Costs of Employee Turnover
We often hear about how employee turnover can greatly cost a business a lot of money. But, how much money? Imagine if an average employee’s salary is approximately $50,000 annually. Generally, the costs of employee turnover can be as high as 150% of the employee’s salary. So, this means that losing an employee will cost a business $75,000. Lets not forget the additional costs it will take to hire and train a new employee. On the same token, while a business may suffer financially, it may also experience a loss in productivity.
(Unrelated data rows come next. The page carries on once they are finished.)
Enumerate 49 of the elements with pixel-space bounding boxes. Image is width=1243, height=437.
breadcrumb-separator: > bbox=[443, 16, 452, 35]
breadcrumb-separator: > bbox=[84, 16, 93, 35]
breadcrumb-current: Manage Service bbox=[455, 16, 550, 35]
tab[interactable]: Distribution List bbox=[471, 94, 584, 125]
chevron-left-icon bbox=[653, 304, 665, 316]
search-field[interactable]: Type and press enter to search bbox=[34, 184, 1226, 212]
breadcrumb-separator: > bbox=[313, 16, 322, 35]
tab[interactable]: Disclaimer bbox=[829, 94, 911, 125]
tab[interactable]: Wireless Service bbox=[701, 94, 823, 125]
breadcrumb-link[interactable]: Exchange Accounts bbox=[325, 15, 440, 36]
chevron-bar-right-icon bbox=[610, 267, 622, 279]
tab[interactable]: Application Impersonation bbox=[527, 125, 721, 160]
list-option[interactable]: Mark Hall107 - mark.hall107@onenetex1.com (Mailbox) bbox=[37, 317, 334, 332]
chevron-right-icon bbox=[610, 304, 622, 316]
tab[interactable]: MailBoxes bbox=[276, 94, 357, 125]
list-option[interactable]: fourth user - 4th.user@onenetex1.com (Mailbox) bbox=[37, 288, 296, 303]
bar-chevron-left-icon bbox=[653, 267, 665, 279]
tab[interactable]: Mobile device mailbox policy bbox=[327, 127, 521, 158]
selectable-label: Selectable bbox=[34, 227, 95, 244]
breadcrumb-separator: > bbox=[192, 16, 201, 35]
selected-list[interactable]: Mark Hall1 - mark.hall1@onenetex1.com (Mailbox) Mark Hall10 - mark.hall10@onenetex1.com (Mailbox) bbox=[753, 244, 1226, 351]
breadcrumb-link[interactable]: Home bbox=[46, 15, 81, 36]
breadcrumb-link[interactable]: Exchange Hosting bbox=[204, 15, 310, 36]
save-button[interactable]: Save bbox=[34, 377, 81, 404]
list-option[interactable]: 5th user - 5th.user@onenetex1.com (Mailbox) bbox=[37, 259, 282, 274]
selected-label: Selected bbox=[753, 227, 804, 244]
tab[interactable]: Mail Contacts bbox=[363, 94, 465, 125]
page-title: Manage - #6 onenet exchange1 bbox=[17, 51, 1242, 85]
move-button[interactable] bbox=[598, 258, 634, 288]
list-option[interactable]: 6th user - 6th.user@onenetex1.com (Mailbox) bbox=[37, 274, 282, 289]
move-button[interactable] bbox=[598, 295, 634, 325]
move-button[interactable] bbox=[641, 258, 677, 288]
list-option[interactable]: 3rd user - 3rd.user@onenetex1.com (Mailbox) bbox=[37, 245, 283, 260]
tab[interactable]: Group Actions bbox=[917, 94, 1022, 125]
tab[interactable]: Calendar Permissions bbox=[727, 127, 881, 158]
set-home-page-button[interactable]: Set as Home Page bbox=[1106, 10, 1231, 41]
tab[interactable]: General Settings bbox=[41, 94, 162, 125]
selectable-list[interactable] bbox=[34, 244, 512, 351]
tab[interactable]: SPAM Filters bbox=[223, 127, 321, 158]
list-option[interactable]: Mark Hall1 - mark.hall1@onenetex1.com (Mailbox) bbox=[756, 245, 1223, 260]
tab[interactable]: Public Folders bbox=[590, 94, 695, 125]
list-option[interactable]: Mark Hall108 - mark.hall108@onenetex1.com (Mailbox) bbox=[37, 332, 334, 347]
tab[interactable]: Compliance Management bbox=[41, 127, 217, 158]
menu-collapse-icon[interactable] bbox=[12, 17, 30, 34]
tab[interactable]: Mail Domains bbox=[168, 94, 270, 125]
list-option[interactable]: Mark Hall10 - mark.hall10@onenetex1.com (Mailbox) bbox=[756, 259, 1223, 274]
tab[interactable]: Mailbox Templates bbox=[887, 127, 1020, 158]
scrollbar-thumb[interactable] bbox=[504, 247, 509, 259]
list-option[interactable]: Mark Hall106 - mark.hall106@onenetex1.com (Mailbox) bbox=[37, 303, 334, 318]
What you lose with employee Turnover
Besides the loss of monetary value an employee brings, employee turnover also makes it possible for you to lose productivity in your workplace. When an employee leaves, they leave with knowledge and work expertise. For the time when an employee is trying to be replaced, there is a gap of productivity loss. Sure the most important tasks will be finished, but all minor tasks will fade away. Because an employee has left, others will now have to temporarily work harder to accomplish various responsibilities. This can cause a disturbance in the momentum your currently employees have. Now that they have to work harder, they will demand more in return, and their quality of work may decrease.
How to prevent employee turnover
We’ve talked a lot about how to prevent employee turnover in our other blogs, but I now want to explain the importance of an positive environment. Company culture is by far the most important thing when it comes to retaining employees. This is from experience, so take my word for it. Employees love to feel valued, period. It’s essential to create a system that allows for the right people to stay in a business, and for the “bad” ones to leave. Let your employees work in a flexible environment. Allow for a system that relies heavily on results, not hours spent behind a desk. At the same time, provide the tools for success in getting tasks done efficiently. Give your employees an avenue for professional growth. Make sure that your business is growing with your employees.